Ze Roberto's club colleague Emerson is a case in point. Brazil's unsung hero has provided a stark contrast with the World Cup central midfield duo of Dunga and Cesar Sampaio, slow around the field and slow to move the ball. Emerson has been the lungs of Luxemburgo's Brazil; his driving runs and passes to Ze Roberto have set up two of the most important goals of the campaign - Ronaldo's winner against Argentina and Amoroso's opener against Mexico.
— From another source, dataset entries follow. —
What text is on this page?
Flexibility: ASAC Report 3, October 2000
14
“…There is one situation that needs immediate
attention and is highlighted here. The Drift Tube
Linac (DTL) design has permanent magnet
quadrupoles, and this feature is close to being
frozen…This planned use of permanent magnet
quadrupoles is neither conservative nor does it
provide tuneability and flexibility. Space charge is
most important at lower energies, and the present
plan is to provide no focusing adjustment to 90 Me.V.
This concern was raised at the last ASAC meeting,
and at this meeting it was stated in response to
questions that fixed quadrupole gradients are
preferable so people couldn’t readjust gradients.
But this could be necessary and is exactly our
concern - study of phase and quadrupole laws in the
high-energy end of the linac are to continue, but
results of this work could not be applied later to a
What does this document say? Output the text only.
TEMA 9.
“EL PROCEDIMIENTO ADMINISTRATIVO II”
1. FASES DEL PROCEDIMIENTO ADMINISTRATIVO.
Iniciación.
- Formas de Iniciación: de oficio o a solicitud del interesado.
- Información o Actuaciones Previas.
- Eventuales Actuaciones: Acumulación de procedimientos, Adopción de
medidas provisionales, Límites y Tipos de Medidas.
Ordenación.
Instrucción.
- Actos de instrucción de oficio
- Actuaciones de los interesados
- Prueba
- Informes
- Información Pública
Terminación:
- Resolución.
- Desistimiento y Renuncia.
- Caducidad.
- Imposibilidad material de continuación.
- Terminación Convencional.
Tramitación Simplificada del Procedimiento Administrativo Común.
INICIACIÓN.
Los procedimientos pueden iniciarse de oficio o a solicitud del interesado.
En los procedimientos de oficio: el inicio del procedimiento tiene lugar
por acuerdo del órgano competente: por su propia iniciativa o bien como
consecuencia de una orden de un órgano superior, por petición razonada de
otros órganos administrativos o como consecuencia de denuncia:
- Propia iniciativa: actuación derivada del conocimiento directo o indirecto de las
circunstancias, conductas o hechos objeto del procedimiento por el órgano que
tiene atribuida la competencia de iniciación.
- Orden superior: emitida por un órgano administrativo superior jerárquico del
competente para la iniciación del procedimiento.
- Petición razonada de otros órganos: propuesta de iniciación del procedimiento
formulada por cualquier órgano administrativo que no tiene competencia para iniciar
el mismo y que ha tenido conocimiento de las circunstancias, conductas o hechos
Emerson is also involved in the less savoury side of Luxemburgo's Brazil; the systematic fouling. Terrified that their weak centre-backs might he exposed, the Brazilian midfield prefer to give away a succession of free- kicks 30 yards from their own goal. It is a common tactic in Brazilian club football, where games frequently feature 70 fouls; no wonder legendary Tostao described their game as the most violent in the world.

Some Brazilian coaches openly admit that they use fouls as a resource of the game. Little nudges and kicks from behind, the offences are not seen as serious enough to warrant cards, but have the effect of slowing down their rivals and giving time to get men behind the ball. Brazil's last two games make it clear that Luxemburgo has introduced this dubious tactic into the international arena. Defending deep, Brazil have occasionally looked to draw the opposition forward and then strike out with counter- attacks of dazzling speed. But it means that their midfielders have enormous distances to cover, and the team have tired.

Whether the young Uruguay team will be able to take advantage is another matter. They have enjoyed their underdog status up to now. But with just one win in their five games they look hopelessly outgunned. If Uruguay can hold on until half-time then nerves will rattle in the Brazilian camp, and a smile may even break out on the substantial face of Victor Pua.